Arthur Stepanyan

Personal information
- Full name: Arthur Kalinovich Stepanyan
- Date of birth: 14 April 1987 (age 38)
- Place of birth: Ordzhonikidze, Russian SFSR
- Height: 1.88 m (6 ft 2 in)
- Position(s): Defender

Youth career
- Yunost Vladikavkaz

Senior career*
- Years: Team / Apps / (Gls)
- 2004–2005: FC Sokol Saratov / 3 / (0)
- 2006: FC Pyunik / 19 / (1)
- 2007: FC Saturn Yegoryevsk / 1 / (0)
- 2007: FC Spartak-UGP Anapa / 6 / (0)
- 2008–2009: FC Amkar Perm / 0 / (0)
- 2008: → FC Chernomorets Novorossiysk (loan) / 7 / (0)
- 2009: → FC Gornyak Uchaly (loan) / 14 / (3)
- 2009: → FC Tyumen (loan) / 8 / (0)
- 2010: FC Gazovik Orenburg / 4 / (1)
- 2010: FC Neftekhimik Nizhnekamsk / 10 / (0)
- 2012–2014: FC Astrakhan / 30 / (1)

International career
- 2006–2008: Armenia U-21 / 9 / (0)

= Arthur Stepanyan =

Armenian footballer and referee

Arthur Kalinovich Stepanyan (Արթուր Ստեփանյան, Артур Калинович Степанян, born on 14 April 1987) is a former Armenian football defender and a referee.

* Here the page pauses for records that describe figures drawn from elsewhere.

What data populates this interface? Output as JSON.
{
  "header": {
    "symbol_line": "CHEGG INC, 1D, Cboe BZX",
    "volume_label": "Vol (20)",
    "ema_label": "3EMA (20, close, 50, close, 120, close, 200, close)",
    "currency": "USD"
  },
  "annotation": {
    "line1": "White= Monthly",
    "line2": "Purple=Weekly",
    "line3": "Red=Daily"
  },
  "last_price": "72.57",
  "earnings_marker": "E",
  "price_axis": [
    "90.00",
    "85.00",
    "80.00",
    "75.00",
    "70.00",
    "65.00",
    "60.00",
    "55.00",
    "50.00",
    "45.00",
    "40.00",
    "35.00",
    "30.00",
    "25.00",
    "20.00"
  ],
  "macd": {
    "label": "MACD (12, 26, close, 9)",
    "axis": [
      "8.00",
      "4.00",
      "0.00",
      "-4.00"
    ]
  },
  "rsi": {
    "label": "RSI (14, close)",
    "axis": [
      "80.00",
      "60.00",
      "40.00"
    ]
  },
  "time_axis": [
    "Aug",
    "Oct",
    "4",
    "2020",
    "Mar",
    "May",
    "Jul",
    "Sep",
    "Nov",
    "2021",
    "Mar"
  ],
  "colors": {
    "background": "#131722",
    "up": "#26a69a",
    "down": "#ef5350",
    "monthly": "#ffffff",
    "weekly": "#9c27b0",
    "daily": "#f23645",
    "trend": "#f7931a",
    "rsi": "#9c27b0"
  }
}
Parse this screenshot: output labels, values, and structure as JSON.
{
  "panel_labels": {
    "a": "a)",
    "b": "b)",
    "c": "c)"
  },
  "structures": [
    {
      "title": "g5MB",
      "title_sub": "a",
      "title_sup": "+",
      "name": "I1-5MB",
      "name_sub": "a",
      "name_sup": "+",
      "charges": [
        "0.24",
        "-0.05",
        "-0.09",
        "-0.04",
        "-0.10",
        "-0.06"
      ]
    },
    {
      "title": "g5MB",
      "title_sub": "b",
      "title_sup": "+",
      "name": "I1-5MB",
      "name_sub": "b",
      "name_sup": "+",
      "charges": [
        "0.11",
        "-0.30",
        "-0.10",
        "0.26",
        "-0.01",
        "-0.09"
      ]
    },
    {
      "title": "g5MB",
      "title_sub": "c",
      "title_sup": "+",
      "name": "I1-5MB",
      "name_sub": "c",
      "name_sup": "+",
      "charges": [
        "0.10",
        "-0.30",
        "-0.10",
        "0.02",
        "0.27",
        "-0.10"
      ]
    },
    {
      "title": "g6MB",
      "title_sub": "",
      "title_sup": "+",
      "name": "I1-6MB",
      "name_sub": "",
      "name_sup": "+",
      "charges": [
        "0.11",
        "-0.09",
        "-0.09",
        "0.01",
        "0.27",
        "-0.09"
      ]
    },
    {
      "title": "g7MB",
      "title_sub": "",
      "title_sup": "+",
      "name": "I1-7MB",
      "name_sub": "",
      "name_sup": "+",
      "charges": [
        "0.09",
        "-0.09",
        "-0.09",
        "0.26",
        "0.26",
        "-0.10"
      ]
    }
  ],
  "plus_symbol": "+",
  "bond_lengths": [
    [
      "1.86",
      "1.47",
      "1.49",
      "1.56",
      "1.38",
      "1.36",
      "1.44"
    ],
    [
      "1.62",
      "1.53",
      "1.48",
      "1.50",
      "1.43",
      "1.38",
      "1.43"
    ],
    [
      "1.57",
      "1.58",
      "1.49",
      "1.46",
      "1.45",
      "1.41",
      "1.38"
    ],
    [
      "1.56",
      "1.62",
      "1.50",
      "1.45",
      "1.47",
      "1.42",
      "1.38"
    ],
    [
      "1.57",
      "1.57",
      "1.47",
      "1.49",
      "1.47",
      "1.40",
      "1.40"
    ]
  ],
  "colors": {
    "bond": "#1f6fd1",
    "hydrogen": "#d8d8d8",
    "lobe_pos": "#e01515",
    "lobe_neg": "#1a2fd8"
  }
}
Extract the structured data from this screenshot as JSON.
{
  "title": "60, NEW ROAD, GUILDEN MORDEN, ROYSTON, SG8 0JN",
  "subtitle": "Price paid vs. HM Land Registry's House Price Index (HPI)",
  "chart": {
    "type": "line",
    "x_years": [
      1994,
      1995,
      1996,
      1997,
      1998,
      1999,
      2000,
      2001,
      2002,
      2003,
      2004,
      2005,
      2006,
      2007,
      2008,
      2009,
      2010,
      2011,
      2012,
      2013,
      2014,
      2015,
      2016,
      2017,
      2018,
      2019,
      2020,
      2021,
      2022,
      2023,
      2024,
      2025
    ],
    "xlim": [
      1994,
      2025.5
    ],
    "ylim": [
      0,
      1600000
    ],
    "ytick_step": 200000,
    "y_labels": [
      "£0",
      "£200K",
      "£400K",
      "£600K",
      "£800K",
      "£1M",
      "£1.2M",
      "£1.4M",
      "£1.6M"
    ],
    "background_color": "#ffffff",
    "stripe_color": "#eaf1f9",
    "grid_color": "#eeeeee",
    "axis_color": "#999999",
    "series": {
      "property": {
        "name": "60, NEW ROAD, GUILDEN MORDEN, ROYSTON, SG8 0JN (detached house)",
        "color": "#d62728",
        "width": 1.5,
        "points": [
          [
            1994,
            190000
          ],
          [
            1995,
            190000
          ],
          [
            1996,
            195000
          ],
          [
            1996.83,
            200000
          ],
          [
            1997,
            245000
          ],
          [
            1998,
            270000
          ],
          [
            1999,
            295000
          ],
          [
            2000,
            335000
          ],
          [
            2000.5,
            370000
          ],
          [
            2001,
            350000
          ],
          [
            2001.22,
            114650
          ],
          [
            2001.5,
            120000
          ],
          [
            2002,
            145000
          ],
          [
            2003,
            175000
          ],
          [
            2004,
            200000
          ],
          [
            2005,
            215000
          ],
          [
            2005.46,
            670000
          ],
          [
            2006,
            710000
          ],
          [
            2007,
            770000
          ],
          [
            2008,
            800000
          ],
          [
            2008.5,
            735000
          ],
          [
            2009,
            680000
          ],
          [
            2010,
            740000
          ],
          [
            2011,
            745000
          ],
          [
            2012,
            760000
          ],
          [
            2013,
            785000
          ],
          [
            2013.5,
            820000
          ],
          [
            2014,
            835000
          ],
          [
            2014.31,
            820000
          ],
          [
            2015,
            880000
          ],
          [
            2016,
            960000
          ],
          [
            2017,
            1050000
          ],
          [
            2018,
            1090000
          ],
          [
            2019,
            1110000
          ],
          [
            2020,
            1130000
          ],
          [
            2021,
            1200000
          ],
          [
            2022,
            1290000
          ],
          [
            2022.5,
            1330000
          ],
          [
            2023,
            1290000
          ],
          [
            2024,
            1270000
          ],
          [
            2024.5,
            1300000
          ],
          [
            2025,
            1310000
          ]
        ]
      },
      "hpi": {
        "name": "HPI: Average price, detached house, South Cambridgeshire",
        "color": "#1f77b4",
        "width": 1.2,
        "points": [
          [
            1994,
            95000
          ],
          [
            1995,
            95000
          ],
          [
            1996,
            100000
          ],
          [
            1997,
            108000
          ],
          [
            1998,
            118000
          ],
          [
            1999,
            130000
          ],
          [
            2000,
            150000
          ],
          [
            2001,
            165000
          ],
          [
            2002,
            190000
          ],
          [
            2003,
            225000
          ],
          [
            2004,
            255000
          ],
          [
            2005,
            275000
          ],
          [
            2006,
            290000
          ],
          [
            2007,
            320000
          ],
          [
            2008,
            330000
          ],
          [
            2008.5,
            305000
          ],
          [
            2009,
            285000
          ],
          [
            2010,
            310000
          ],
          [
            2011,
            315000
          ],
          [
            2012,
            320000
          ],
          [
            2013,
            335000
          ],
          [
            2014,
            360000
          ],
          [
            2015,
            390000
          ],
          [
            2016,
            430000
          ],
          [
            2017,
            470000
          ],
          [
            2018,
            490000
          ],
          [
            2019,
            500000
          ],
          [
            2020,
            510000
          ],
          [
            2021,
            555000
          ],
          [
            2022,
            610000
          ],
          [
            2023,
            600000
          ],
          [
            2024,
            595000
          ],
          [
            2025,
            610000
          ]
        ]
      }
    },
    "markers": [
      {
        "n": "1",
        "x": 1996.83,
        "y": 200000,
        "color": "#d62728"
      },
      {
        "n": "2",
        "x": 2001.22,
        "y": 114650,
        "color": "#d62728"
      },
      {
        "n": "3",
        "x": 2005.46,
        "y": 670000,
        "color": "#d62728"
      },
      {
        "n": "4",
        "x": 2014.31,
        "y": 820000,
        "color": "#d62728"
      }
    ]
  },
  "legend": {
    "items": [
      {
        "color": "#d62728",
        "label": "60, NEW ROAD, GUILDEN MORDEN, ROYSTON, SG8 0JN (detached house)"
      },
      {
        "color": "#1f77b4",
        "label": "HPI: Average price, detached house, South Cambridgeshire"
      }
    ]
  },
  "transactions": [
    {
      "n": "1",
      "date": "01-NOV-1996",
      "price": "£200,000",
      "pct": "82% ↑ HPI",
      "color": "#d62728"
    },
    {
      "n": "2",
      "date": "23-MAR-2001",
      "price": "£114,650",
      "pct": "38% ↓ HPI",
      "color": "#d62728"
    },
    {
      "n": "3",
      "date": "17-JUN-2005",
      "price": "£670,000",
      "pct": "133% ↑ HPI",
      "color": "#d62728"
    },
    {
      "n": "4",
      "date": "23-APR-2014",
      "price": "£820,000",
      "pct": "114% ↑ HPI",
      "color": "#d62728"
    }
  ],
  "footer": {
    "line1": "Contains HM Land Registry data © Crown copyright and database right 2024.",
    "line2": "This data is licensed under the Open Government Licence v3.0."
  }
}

He was born in Russia, holds Russian citizenship and played most of his career there.

==Club career==
He played 3 seasons in the Russian Football National League for FC Sokol Saratov and FC Chernomorets Novorossiysk.

==Referee career==
Upon retirement as a player, he worked as a referee in the third-tier Russian Professional Football League from 2015 to 2017.